# Spatial Population Structure

Inspired by Tran et al [1], we want to see if our latent space captures spatial components of our populations.

Let's start by using a few of the spatial models simulated in Hao et al's Logistic Factor Analysis paper [2].

<br>
[1] _Tran, D., & Blei, D. M. (2017). Implicit Causal Models for Genome-wide Association Studies. arXiv preprint arXiv:1710.10742._

[2] _Hao, W., Song, M., & Storey, J. D. (2015). Probabilistic models of genetic variation in structured populations applied to global human studies.
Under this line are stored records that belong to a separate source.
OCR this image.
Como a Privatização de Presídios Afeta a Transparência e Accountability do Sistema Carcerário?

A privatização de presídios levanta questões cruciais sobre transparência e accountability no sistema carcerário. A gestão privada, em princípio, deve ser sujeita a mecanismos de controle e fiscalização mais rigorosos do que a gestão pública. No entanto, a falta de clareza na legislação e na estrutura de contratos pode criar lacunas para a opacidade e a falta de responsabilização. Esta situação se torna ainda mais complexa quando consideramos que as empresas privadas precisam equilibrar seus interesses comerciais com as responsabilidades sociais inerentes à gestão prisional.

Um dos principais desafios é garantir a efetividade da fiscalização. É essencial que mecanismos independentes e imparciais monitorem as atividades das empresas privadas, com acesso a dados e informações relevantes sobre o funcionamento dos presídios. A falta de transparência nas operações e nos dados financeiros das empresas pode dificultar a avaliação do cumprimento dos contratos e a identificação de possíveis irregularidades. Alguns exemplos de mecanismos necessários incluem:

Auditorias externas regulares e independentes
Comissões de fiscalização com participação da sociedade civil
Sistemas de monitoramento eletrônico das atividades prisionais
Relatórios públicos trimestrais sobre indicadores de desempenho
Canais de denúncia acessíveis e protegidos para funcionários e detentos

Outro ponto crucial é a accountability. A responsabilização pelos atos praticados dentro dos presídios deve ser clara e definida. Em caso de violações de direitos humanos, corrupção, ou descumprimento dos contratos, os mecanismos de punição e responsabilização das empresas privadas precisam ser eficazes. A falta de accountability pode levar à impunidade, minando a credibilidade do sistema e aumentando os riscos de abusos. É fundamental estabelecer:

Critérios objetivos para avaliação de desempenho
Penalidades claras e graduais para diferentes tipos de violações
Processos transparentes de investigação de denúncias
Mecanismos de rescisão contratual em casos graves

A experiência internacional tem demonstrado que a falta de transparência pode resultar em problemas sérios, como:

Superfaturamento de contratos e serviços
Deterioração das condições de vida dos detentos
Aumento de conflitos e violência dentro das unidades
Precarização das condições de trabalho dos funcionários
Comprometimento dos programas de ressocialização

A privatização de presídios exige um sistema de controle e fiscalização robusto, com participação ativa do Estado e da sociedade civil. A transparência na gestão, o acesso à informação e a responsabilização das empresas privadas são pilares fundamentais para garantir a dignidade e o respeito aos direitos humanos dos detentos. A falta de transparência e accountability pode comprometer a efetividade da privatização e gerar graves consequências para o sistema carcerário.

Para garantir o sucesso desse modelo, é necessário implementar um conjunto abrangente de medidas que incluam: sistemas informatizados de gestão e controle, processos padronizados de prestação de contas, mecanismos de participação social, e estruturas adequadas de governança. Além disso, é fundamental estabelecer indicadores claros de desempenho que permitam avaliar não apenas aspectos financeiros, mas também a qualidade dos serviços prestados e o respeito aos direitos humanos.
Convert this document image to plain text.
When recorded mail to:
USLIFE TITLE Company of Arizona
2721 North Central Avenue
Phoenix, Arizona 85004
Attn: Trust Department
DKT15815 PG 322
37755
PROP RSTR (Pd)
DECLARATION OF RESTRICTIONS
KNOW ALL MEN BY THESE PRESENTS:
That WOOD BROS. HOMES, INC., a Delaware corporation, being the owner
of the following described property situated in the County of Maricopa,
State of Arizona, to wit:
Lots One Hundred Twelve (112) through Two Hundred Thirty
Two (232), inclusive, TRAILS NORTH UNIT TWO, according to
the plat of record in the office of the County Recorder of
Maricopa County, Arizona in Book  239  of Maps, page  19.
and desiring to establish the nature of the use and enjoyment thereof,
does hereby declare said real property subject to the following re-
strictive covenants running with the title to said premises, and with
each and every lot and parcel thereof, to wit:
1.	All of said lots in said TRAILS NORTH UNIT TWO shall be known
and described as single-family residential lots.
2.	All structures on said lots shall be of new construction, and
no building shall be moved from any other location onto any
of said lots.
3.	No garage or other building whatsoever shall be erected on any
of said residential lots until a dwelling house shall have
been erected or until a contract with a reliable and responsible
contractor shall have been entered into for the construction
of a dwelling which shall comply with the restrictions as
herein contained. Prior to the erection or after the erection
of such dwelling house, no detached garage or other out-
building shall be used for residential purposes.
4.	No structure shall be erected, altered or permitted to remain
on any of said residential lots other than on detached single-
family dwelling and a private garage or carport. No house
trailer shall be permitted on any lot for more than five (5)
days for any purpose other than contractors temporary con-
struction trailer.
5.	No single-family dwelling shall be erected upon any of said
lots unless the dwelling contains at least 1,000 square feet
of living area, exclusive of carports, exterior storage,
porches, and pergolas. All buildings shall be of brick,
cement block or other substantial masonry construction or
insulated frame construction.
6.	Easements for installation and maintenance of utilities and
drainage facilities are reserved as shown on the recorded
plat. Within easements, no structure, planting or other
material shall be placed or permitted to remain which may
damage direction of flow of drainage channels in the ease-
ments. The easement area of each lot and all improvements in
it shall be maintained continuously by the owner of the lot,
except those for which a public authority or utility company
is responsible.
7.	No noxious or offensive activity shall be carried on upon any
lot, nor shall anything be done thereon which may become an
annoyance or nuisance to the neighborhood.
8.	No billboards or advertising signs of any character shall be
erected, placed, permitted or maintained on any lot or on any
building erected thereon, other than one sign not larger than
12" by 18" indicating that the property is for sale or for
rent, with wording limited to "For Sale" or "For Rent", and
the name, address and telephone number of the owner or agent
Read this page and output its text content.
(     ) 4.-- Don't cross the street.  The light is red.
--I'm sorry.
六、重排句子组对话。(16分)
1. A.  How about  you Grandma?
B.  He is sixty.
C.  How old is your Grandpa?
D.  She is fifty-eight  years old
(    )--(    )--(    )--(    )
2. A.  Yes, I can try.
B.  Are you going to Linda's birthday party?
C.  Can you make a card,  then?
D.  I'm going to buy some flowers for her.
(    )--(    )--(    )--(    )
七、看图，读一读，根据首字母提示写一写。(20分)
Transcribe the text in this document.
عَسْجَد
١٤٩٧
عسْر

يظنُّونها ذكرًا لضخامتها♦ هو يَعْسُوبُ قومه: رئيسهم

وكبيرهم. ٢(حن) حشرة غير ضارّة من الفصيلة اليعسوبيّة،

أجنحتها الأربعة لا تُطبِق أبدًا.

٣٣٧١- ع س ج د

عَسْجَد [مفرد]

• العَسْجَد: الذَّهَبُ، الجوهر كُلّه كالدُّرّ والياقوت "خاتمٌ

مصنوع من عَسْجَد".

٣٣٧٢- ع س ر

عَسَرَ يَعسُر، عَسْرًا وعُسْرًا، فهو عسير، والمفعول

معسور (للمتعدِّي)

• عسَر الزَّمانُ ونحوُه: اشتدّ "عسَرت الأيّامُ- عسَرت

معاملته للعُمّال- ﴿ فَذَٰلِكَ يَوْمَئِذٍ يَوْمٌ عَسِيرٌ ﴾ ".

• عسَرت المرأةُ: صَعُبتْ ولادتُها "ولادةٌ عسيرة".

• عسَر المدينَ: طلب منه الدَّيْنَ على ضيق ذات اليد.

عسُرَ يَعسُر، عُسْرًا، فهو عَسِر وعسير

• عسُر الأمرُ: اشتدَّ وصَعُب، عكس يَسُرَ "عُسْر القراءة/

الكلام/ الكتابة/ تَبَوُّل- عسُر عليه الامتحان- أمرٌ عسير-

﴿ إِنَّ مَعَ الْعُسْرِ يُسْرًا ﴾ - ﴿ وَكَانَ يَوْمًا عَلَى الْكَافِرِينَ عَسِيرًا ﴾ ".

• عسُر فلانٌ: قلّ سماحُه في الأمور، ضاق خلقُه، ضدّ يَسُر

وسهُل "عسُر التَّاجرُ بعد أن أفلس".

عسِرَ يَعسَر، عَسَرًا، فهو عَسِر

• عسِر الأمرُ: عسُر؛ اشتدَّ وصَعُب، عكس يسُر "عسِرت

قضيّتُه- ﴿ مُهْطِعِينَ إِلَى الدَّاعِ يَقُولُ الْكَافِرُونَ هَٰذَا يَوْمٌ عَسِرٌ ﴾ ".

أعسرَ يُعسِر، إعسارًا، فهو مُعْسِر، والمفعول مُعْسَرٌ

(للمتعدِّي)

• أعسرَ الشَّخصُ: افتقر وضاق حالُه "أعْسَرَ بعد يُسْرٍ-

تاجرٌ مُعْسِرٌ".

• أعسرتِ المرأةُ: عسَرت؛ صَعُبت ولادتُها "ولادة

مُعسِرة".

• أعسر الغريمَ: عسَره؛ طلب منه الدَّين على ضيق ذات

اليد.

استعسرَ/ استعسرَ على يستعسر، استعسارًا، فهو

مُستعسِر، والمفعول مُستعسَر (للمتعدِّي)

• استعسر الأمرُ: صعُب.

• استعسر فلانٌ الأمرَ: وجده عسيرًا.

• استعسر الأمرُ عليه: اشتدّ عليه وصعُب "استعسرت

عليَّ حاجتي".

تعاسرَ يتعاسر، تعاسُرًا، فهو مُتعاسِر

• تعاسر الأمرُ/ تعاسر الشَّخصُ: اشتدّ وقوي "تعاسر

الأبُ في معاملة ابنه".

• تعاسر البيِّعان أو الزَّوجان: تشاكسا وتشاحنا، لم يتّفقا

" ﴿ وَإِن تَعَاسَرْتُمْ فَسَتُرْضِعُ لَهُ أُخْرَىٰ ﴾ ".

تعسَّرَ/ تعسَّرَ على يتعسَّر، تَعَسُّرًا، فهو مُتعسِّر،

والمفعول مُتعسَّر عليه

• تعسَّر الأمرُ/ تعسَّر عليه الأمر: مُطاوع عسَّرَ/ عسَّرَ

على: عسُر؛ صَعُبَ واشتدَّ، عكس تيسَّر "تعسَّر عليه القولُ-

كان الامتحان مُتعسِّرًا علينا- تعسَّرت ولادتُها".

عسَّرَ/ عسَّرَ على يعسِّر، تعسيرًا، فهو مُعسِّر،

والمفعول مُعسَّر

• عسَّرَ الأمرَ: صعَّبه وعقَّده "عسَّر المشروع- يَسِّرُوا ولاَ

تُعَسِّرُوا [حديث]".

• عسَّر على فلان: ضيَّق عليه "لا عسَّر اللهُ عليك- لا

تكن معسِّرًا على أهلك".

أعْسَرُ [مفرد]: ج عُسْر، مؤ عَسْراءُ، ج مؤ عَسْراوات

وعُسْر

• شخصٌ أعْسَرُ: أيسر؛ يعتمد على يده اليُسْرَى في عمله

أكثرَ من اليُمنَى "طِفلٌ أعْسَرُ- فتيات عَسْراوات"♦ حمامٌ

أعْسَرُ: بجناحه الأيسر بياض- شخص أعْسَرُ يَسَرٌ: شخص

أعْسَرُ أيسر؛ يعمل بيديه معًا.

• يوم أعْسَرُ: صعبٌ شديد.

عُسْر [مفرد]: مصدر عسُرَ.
Bioinformatics, 32(5), 713-721._

## Logistic Factor Analysis (LFA): spatial simulation

We want to recreate the simulated data from Hao et al's 2013 paper. We begin with their simulation genetic data where allele frequencies are shaped by an individuals position on the unit square. The text taken from the supplementary material there.

The LFA model informs our simulation method:
$$
\mathbf{F} = \mathbf{\Gamma S}
$$

is the $m \times n$ matrix of $n$ individuals with measurements at $m$ sites.

Here,  
$$
\mathbf{\Gamma}: m\times d
$$
maps structure to individual allele frequencies, and,   

$$
\mathbf{S}: d\times n \text{ for } d \leq n
$$  
represents sample genetic population structure of latent dimension $d$.  

Each SNPs individual allele frequency are a linear combination of the rows of $\mathbf{S}$ where the weights for SNP i are contained in row i of $\mathbf{\Gamma}$.

We have:
$$
\begin{align}
m & = 100000 \\
n & = 5000 \\
d & =3 \\
\end{align}
$$

where,
$$
\begin{align}
s_{3j} & = 1  \\
s_{ij} & \sim Beta(a, a) \text{ for }  i = 1,2 \text{ and } j \in [1 .. 5000]
\end{align}
$$

Then $\mathbf{\Gamma}$ is constructed by, 
$$
\begin{align}
\gamma_{i3} & = 0.05 \\
\gamma_{ij} & \sim 0.9\times Uniform(0, 0.5) \text{ for } j=1,2
\end{align}
$$


Finally, we construct our genotype matrix by sampling $x_{ij} \sim Binomial(2,  f_{ij})$ with $f_{ij}$ given by equation 1.



In [8]:
import numpy as np

n = 10000 # individuals
m = 1000 # variants
d = 3 # latent dimension

Gamma = np.empty( (m, d) )
Gamma[:, d-1] = 0.05 * np.ones(m)
for j in range(d-1):
    Gamma[:, j] =  0.9 * np.random.uniform(0, 0.5, m)

a = 0.1 # as in the 2015 GCAT paper. Samples are "close" to corners of the unit square
S = np.empty( (d, n) )
S[d-1, :] = np.ones(n)
for i in range(d-1):
    S[i, :] = np.random.beta(a, a, n)

F = Gamma.dot(S)

vsample_genotype = np.vectorize(lambda pi: np.random.binomial(2, pi))
X = vsample_genotype(F).T

np.save('./data/spatial_a-0.1_N-'+ str(n) + '_M-' + str(m) +'.pandas.gz', X)

We can compare plots of the the top two PCA components against plots of the original space defined by $\mathbf{S}$.

In [2]:
from sklearn.decomposition import PCA
from sklearn.preprocessing import StandardScaler

# I'm an adult -- suppress data conversion warning
import warnings
from sklearn.exceptions import DataConversionWarning
warnings.filterwarnings(action='ignore', category=DataConversionWarning)

X_star = StandardScaler().fit_transform(X)
pca = PCA()
components = pca.fit_transform(X)

In [7]:
%matplotlib notebook

import matplotlib.pyplot as plt
from sklearn import cluster
import pandas as pd

# cluster the samples in the original S space to highlight the corners
s_kmeans = cluster.KMeans(n_clusters=4)
s_kmeans.fit(S[0:2, :].T)

df = pd.DataFrame({'PC1': components[:, 0],
                 'PC2': components[:, 1],
                 'S1': S[0, :],
                 'S2': S[1, :],
                 'cluster': s_kmeans.labels_})
df.to_csv('./data/spatial_a-0.1_N-'+ str(n) + '_M-' + str(m) +'.latent_rep.txt', sep='\t')

plt.figure()
plt.subplot(1, 2, 1)
plt.scatter(x=df['PC1'], y=df['PC2'], c = df['cluster'])

plt.subplot(1, 2, 2)
plt.scatter(x=df['S1'], y=df['S2'], c = df['cluster'])

plt.show()


<IPython.core.display.Javascript object>

PCA does a decent job recovering the latent structure induced by our spatial model.